Memorandum for the Attorney General by Alexander B. Bielaski, 16 August 1918
August 16, 1918.
MEMORANDUM FOR THE ATTORNEY GENERAL.
Referring to the letter addressed to you by the Governor of North Carolina of August 12, 1918, hereto attached, concerning report made by Special Agent Phillips, I have the honor to invite your attention to the attached memorandum prepared for me by Mr. Clark, of this office, giving the facts in the investigation out of which this matter arises.
That the report of the agent reached the Governor was the fault of an officer in the Provost Marshal General’s office, with which office, of course, we deal in perfect confidence. The matter was taken up with the Provost Marshal General’s office last May and since that time no further difficulty of this kind has been experienced.
It would seem from Mr. Clark’s memorandum that we should ascertain the present status of the proposed prosecution of Laughinghouse before taking any action to transfer Special Agent Phillips, as his removal at this time might seriously interfere with a meritorious prosecution. I am, accordingly, writing Special Agent Phillips to ascertain the present status of this case.
Agent Phillips has accomplished exceedingly fine results in North Carolina in the enforcement of Sections 12 and 13 of the Selective Service Act as well as of Section 6, and it will be very unfortunate indeed for us if it is necessary to remove him to some other field.
It has been three months since the Governor brought this report to the attention of General Crowder. There also seems to be some foundation for his inquiries concerning the Governor as the latter’s actions are apparently necessarily interwoven with those of the prospective defendants.
The agent has not told people, as suggested by the Governor, anything adverse to the Governor, but has so far as is known, confined his statements to those made in [illegible] and confidential report to his superiors which he had a perfect right to make and which reached the Governor through an error which was no fault of his or of this Department.

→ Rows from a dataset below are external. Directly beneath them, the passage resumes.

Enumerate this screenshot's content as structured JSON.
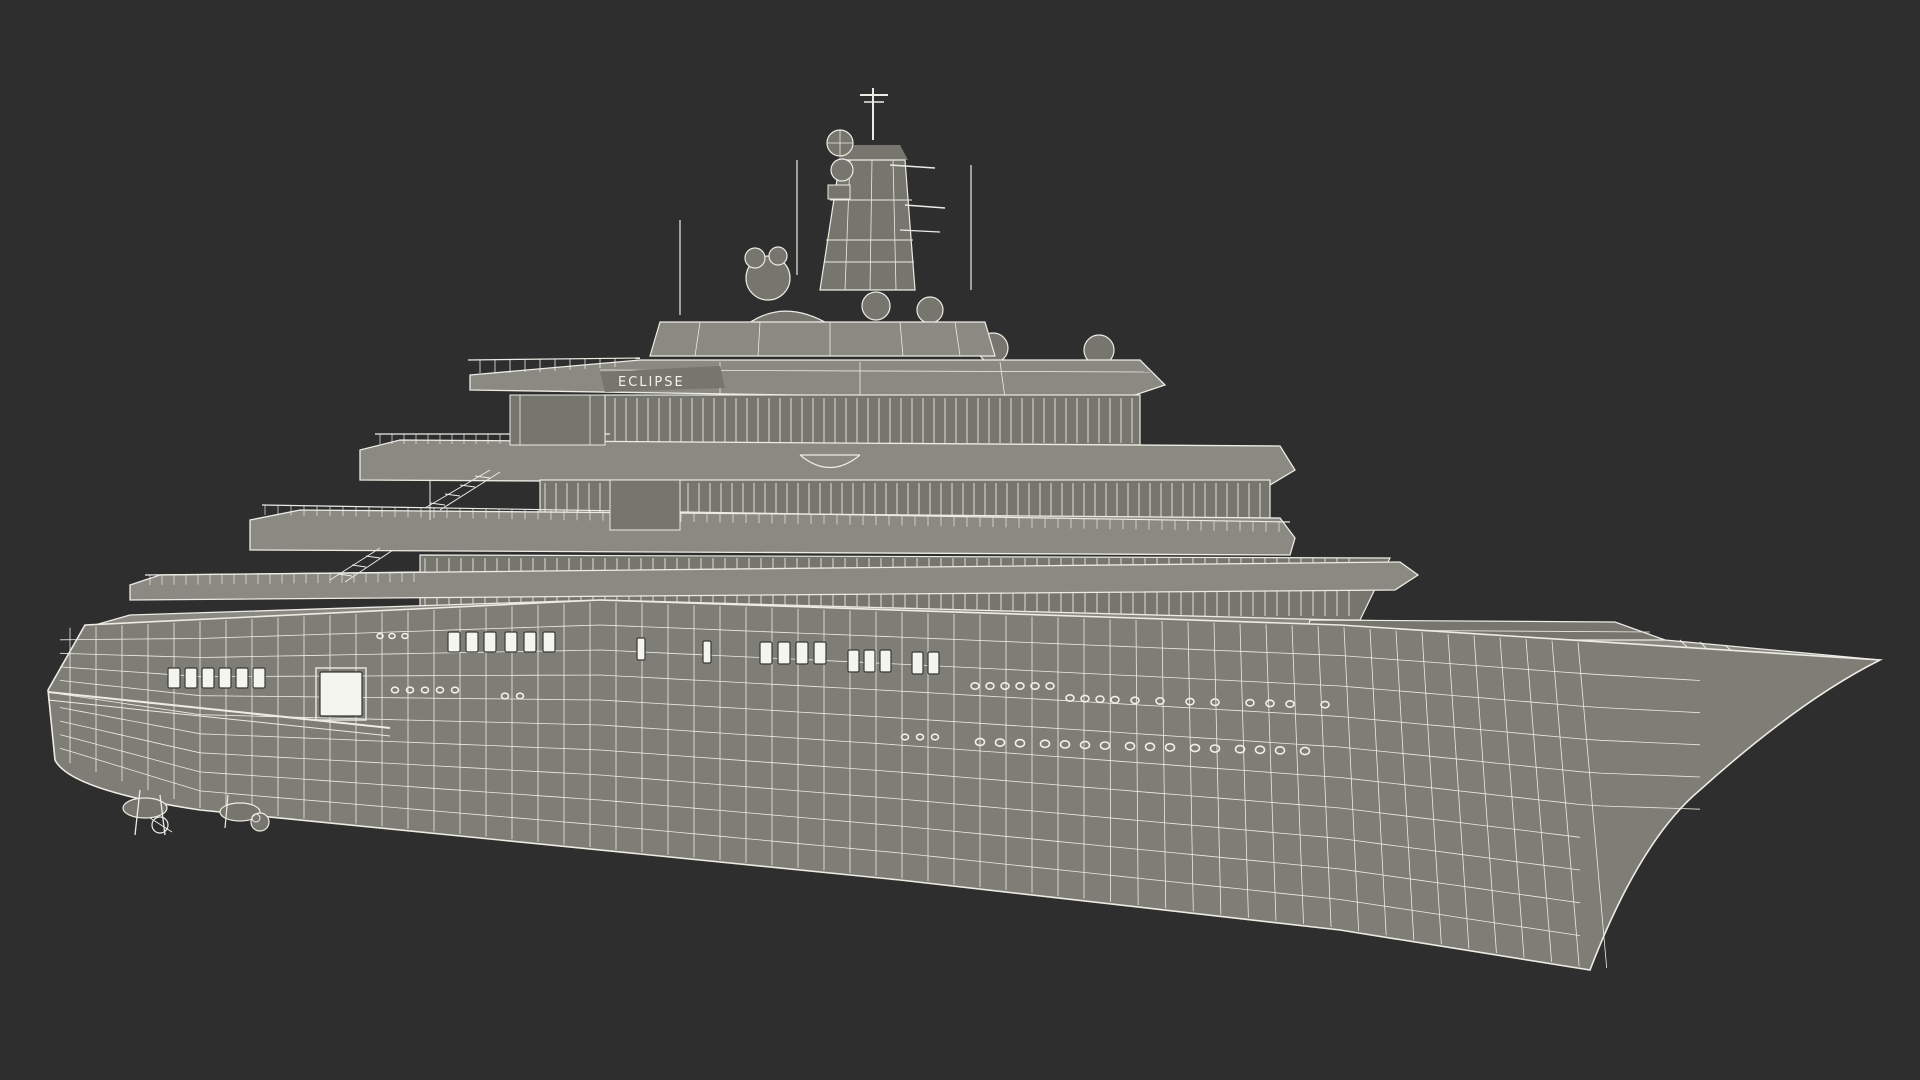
{
  "scene": {
    "background_color": "#2e2e2e",
    "wire_color": "#ecece4",
    "hull_color": "#7e7e76"
  },
  "yacht": {
    "name_plate": "ECLIPSE"
  }
}
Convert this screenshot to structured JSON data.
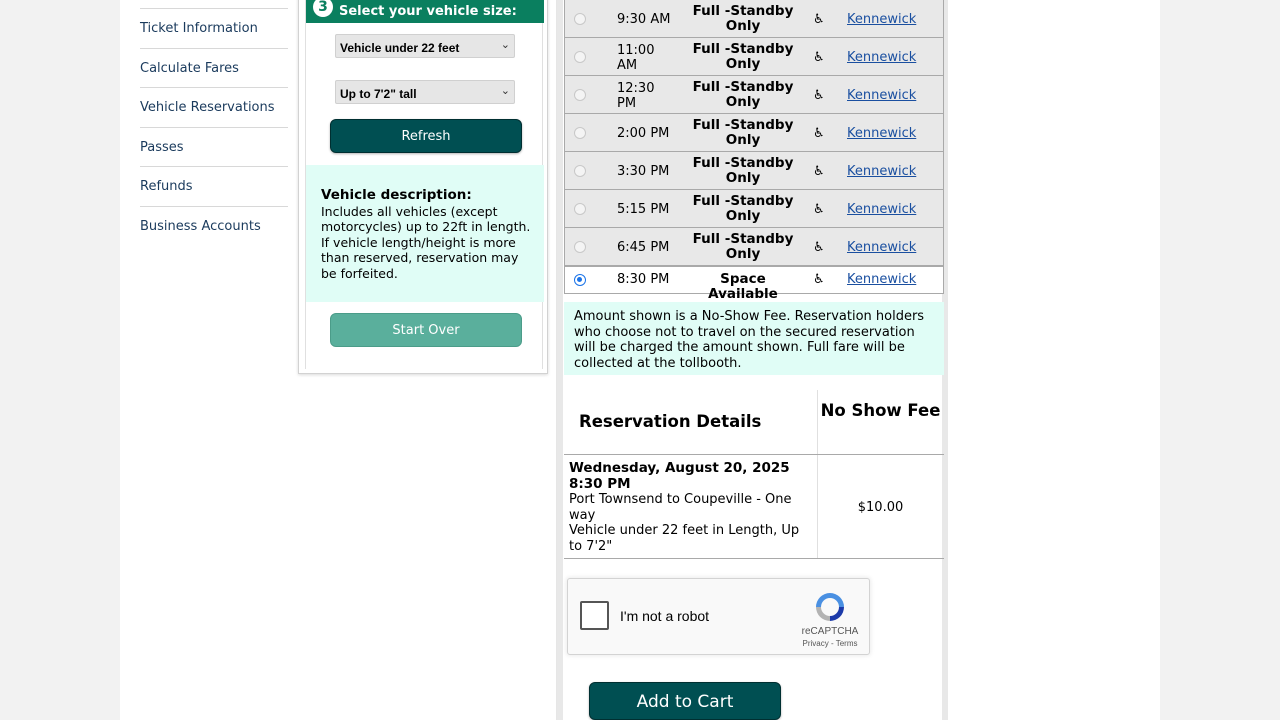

While the first three reasons given by the Governor for Phillips’ removal are not impressive, I appreciate the force of his fourth reason, but it occurs to me that a letter might be drafted of explanation and regret to the Governor which would also contain a reference to the value of Phillips’ work and a request for an expression of his views as to whether or not under all the circumstances, in view of the great need for the services of efficient men where they are able to do the best work, he would not be willing to overlook the particular statement of the agent which was offensive to him.
Quite likely the Governor is interested in preventing a prosecution of Laughinghouse and the chances are he will insist on Phillips’ removal, but such a letter will gain a little time and might possible make it unnecessary for us to transfer a man who has done very good work under circumstances which will necessarily cause him to feel that he has suffered some by having done his duty.
Please advise me whether you think it worth while for me to try to draft such a letter as is herein suggested.